Journal of the American Academy of Child and Adolescent Psychiatry(JAACAP) is the official publication of the American Academy of Child and Adolescent Psychiatry. JAACAP is the leading journal focusing exclusively on today's psychiatric research and treatment of the child and adolescent. Published twelve times per year, each issue is committed to its mission of advancing the science of pediatric mental health and promoting the care of youth and their families.

The Journal's purpose is to advance research, clinical practice, and theory in child and adolescent psychiatry. It is interested in manuscripts from diverse viewpoints, including genetic, epidemiological, neurobiological, cognitive, behavioral, psychodynamic, social, cultural, and economic.
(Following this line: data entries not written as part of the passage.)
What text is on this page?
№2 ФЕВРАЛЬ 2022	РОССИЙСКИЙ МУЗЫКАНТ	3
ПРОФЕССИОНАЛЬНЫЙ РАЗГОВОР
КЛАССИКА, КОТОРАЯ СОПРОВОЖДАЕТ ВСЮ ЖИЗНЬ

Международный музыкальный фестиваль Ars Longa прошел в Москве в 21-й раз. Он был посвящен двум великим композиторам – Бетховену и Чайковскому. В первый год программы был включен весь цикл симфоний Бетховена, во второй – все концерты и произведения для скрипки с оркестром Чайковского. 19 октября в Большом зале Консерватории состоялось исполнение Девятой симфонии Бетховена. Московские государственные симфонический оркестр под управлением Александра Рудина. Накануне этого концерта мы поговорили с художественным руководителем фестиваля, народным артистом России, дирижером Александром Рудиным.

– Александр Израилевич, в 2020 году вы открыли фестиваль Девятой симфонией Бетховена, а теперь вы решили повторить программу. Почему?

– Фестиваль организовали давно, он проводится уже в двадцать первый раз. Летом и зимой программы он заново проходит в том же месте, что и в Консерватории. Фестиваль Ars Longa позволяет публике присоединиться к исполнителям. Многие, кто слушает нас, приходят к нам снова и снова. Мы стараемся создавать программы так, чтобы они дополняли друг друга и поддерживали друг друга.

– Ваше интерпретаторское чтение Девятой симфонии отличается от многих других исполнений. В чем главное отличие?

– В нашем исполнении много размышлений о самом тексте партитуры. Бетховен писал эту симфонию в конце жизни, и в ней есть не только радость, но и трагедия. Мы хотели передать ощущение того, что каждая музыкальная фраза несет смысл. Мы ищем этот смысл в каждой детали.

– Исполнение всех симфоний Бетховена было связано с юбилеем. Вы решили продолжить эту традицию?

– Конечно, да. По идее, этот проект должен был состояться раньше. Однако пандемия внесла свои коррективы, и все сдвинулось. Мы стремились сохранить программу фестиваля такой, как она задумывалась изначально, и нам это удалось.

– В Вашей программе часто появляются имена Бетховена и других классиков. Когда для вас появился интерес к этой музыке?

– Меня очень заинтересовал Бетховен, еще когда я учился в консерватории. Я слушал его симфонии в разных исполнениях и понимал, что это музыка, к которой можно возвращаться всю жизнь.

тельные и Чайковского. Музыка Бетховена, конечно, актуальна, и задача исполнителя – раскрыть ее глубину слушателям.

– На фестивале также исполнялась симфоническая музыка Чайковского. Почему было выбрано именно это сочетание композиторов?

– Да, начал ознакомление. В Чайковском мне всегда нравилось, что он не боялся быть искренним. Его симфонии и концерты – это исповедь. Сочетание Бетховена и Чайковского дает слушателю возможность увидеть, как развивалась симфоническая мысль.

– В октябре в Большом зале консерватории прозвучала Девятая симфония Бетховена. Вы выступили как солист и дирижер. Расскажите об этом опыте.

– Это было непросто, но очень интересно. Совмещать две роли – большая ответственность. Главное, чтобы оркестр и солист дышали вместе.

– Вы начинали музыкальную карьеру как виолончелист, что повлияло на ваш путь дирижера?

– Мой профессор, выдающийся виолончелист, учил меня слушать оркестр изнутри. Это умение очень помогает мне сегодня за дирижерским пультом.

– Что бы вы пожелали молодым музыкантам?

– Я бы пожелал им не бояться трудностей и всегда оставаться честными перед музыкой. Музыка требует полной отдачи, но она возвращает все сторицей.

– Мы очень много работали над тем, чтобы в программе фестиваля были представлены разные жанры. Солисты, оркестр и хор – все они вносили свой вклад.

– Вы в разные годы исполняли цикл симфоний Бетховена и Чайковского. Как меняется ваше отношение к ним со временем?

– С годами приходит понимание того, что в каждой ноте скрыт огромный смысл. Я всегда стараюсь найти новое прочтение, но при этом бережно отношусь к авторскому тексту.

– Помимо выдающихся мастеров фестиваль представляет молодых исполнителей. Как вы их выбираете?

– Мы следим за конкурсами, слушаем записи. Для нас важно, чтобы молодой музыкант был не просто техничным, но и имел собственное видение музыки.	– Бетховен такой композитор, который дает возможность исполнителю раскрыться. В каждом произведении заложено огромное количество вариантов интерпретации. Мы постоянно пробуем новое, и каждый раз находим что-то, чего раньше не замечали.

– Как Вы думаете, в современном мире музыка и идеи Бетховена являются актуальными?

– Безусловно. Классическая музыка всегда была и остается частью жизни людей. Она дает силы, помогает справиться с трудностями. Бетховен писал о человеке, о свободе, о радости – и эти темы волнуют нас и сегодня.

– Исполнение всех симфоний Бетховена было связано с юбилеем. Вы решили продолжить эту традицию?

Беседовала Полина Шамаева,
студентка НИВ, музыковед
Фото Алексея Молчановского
Studies of diagnostic reliability and validity, psychotherapeutic and psychopharmacological treatment efficacy, and mental health services effectiveness are encouraged. The Journal also seeks to promote the well-being of children and families by publishing scholarly papers on such subjects as health policy, legislation, advocacy, culture and society, and service provision as they pertain to the mental health of children and families.